There are a lot of pretty solid, kinetic fight scenes and stellar use of CGI. This shit’s starting to look real, people. Awwwww shit. The oil rig fire was dynamic as well as what could have been the superior fight sequence on Main Street, Kansas. This all, despite the fact they use that increasingly annoying battle tactic where one comic book man dive bombs into another, and they fly 300 yards and that happens about 600 times in this movie, but it’s also no dark, grainy Batman film where you can barely tell quite what’s going on. Metropolis is, of course, torn to shreds, and you wonder how many people perished in an effort to save them, but the villains are quite formidable and while Michael Shannon cannot compare to Terrance Stamp’s Zod, these bad guys definitely ratchet up the tension. Plus, they’re very dope looking, in their alien gear and helmets.

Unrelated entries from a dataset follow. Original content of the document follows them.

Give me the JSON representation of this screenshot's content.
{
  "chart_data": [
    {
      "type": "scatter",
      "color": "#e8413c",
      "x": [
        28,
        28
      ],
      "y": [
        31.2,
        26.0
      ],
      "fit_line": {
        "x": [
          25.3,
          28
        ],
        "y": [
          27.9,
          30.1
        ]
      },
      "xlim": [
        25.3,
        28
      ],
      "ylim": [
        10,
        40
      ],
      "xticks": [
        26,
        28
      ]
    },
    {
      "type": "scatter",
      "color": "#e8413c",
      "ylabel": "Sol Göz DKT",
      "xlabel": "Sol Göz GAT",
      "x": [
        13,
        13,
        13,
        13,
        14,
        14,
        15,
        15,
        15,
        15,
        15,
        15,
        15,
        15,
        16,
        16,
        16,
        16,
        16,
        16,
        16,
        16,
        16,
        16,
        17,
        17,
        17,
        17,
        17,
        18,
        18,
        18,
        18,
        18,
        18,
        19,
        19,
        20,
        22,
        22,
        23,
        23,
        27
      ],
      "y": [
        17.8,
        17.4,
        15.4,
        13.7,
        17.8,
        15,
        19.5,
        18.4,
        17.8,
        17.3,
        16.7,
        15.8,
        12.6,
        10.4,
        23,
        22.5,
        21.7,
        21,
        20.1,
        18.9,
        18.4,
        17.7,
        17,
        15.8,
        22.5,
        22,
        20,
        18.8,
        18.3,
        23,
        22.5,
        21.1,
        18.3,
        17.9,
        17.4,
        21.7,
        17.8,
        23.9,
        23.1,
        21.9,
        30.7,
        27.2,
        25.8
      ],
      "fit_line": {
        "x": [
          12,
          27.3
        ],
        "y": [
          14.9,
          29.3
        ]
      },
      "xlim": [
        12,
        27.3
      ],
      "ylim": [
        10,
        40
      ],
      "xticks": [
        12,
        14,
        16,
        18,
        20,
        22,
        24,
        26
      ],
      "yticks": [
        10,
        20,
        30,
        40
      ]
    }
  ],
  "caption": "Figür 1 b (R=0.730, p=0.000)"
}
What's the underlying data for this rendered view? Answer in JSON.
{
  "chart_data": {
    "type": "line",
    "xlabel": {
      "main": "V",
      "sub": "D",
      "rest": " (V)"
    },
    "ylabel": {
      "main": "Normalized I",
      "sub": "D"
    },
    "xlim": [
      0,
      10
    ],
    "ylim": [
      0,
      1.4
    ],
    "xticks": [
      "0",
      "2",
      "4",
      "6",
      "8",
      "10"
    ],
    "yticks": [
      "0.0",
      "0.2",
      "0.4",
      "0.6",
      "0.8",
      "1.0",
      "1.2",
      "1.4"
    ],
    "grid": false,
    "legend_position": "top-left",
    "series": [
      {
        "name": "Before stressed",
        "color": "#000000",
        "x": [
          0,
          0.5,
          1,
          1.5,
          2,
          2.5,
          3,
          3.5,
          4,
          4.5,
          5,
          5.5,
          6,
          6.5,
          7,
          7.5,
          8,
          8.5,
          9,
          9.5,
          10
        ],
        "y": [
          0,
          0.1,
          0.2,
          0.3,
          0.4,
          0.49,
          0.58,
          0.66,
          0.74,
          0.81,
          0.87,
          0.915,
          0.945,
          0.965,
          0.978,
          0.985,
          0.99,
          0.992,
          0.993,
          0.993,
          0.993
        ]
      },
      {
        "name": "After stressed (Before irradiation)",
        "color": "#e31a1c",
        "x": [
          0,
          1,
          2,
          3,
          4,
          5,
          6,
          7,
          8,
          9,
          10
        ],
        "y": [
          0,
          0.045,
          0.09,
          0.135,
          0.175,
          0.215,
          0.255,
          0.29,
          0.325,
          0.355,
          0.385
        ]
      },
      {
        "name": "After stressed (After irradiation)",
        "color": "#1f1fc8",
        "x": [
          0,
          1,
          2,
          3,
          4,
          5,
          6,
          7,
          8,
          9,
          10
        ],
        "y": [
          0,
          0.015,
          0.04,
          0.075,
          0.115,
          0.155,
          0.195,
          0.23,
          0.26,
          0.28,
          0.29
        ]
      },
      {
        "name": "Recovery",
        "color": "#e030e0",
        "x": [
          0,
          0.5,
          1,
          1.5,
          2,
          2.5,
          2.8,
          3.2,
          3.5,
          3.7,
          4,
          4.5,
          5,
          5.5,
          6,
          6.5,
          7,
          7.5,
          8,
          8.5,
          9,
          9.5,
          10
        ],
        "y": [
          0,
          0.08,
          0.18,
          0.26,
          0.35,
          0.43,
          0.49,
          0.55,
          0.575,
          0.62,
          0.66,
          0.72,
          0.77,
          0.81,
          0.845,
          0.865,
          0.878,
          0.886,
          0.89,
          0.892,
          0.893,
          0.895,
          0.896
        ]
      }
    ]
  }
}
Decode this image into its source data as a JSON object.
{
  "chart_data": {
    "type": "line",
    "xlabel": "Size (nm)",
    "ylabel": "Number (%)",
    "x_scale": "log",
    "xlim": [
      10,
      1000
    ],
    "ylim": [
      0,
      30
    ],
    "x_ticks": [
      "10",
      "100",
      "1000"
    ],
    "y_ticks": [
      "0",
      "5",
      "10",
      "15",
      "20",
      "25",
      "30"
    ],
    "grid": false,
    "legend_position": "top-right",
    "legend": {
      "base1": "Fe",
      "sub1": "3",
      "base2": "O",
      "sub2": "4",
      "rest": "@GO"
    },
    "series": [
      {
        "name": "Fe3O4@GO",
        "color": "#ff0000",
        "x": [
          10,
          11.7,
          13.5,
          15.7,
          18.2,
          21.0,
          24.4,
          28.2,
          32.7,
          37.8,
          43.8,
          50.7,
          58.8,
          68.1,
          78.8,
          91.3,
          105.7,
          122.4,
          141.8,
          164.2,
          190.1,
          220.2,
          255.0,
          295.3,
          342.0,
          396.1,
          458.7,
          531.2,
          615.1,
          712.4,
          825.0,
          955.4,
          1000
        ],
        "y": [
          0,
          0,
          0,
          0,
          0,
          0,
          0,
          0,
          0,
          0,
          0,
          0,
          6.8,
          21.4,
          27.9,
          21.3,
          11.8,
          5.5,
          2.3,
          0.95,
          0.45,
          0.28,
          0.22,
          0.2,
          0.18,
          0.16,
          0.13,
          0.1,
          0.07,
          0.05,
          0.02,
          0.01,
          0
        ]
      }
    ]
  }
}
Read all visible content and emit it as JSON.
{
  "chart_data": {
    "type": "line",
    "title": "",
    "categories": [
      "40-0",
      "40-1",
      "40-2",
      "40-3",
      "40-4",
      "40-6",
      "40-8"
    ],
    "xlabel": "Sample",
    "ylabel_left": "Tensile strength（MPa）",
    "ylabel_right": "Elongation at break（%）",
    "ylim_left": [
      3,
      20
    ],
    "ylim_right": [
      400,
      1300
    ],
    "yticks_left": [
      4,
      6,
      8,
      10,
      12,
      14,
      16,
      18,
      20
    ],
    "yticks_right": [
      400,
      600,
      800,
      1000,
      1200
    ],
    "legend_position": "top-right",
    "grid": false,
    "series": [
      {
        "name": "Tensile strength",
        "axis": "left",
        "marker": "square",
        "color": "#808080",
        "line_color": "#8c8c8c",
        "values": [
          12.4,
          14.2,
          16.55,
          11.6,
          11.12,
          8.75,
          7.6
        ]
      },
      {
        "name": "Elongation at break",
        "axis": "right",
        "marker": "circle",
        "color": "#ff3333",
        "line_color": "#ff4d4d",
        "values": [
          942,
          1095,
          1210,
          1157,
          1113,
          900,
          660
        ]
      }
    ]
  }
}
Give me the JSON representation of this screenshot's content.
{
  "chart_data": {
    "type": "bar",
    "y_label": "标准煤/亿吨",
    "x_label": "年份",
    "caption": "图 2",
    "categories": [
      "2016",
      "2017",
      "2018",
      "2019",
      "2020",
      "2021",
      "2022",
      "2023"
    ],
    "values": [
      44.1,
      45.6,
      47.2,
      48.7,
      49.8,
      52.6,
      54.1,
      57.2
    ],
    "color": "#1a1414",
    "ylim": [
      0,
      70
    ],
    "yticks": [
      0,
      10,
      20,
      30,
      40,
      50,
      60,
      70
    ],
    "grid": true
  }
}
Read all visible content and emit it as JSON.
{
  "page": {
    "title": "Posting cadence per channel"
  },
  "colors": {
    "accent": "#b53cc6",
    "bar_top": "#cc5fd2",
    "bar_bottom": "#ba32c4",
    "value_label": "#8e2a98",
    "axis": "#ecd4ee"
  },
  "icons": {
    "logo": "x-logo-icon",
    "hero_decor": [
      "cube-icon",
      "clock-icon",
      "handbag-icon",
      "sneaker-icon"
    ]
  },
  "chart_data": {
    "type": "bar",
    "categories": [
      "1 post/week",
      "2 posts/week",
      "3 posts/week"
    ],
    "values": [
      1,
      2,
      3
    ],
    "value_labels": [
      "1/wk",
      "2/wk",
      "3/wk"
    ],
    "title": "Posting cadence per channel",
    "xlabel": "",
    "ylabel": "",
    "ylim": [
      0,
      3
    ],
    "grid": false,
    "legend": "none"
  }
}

There happened a couple gripes – my friend wanted a kneel before Zod moment, probably in no small part because he hates Obama and I longed for the famous John Williams’ fanfare. Why do these nostalgia remakes blue ball us like that? The A-Team did the same thing.
But though the setup is there for an invariable sequel, on its own this was a helluva summer movie and I hope George Lucas goes to bed every night for the next few weekends this thing gets critical and box office raves, with the realization that he is an idiot and THIS is how you put an imaginative spin on an old tale and utilize computer generated visuals.
I got news for him; this Man of Steel franchise might even get better, the next one out. The door is wide open for Doomsday, the comic book nemesis who eventually killed Superman. And if anybody can quite deal with that powerful and disturbing graphic tale, it is the guys behind the best superhero movie since The Dark Knight.
So, get yourself a Walmart cape and go enjoy the first great summer blockbuster of the year, folks!